The year 2015 sent a clear message to the industry directly from Paris, where the twenty-first United Nations Conference on Climate Change (COP21) was held: in order to limit global warming to two degrees, we must drastically reduce greenhouse gas emissions. The energy sector plays a key role in this process, and must intensify energy production from green sources.
The data provided by the Bloomberg New Energy Finance green economy report confirms that we have undertaken the right path. In fact, two records were attained in 2015: investments in renewables reached 329 billion dollars (4 percent higher than in 2014), while the installed capacity of wind power reached 64 GW and solar PV rose to 57 GW – a series of record figures, which are to be considered even more significant given that they were achieved despite the drop in oil prices and a slowdown in some emerging economies.
Indeed we are undergoing a true and proper energy revolution that is likely to consolidate even further in the near future. Sources such as wind and solar power are in fact the perfect solution for the increasing energy demand in developing countries, since they can be installed much more quickly than thermal power plants and their costs are more competitive. It’s not surprising that the regions that are driving investments are the Far East and South America.

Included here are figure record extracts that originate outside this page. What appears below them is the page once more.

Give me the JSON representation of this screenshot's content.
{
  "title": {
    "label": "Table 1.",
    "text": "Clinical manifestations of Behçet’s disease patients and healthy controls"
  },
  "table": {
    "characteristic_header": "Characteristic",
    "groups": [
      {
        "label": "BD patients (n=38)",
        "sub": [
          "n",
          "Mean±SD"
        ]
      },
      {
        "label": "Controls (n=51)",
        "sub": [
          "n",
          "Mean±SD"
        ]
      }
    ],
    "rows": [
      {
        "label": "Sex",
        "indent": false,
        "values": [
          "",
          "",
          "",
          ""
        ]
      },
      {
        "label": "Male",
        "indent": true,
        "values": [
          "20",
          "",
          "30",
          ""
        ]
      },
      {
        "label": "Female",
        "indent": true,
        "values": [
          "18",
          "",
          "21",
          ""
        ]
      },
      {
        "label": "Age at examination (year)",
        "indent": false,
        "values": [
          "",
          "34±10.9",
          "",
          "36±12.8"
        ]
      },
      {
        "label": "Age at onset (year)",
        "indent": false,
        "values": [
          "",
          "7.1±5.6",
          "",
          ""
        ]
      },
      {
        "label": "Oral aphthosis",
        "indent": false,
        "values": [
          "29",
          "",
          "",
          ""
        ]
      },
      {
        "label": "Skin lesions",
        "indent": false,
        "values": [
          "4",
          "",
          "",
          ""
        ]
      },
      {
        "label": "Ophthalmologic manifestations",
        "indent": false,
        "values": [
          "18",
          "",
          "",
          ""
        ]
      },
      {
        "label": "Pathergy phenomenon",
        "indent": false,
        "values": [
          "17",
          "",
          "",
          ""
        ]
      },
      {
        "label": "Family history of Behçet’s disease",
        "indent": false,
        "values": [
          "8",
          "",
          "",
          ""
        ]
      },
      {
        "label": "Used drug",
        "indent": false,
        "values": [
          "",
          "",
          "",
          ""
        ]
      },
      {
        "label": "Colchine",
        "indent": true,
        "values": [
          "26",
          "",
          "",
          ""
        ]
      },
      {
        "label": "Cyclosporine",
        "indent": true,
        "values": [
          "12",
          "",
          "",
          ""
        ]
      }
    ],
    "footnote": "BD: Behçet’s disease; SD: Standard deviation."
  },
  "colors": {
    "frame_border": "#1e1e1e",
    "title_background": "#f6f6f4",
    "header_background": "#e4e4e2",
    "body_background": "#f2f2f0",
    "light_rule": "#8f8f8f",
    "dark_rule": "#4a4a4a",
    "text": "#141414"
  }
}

Following a phase of rapid expansion, the renewables market is undergoing a period of consolidation, also due to overcapacity and to the presence of stable and strong electrical grids already capable of meeting demands. There are various booming areas, starting from Denmark, where wind power contributed with 42 percent of the country’s total energy production in 2015. “Denmark’s record is a window to Europe’s possible future,” explained Oliver Joy, spokesperson for the European Wind Energy Association. “But Denmark is not the only positive example. In 2014, the island of El Hierro in the Canaries, received 100 percent of its energy from wind and hydro power, while in Scotland, wind power generated enough energy to supply the electrical needs of 97 percent of the country’s households.”
Enel contributed to El Hierro’s record, the first island in the world to achieve energy self-sufficiency thanks to renewable energies alone, through its company Endesa. The Group’s Spanish subsidiary owns 30 percent of Gorona del Viento S.A (60 percent owned by the island's government and the remaining 10 percent by the Canary Island government), the company that designed the island’s electrical system. Energy production is entrusted to a hydro-wind plant, which each year saves 40,000 barrels of oil and avoids the emissions of 18,700 tonnes of CO2.
Wind energy, in particular, “is a mature industry, which supplies Europe with more than 10 percent of its energy, in addition to 262 thousand jobs,” Joy explained. “In 2030, we could reach 25 percent. Consumers would save 400 billion euros per year in gas, coal and oil imports.”
The Enel Group, which has been committed to zero emissions energy production for years, last year increased its installed wind power capacity by about 900 MW (net of the power plants ceded in Portugal), reaching nearly 6,600 MW in wind power. Between the end of 2015 and the beginning of 2016 we commissioned a part of the Dois Riachos wind farm (118 MW) two Enel Green Power wind farms in the US, Goodwell (200 MW) and Little Elk (74 MW), and we have also started the construction of two new plants in Chile (Sierra Gorda, which will have an installed capacity of 112 MW), in the US (Drift Sand, 108 MW) and in Brazil (Delfina, 180 MW). The green revolution has begun, and a 100 percent renewable energy system no longer seems to be a utopia.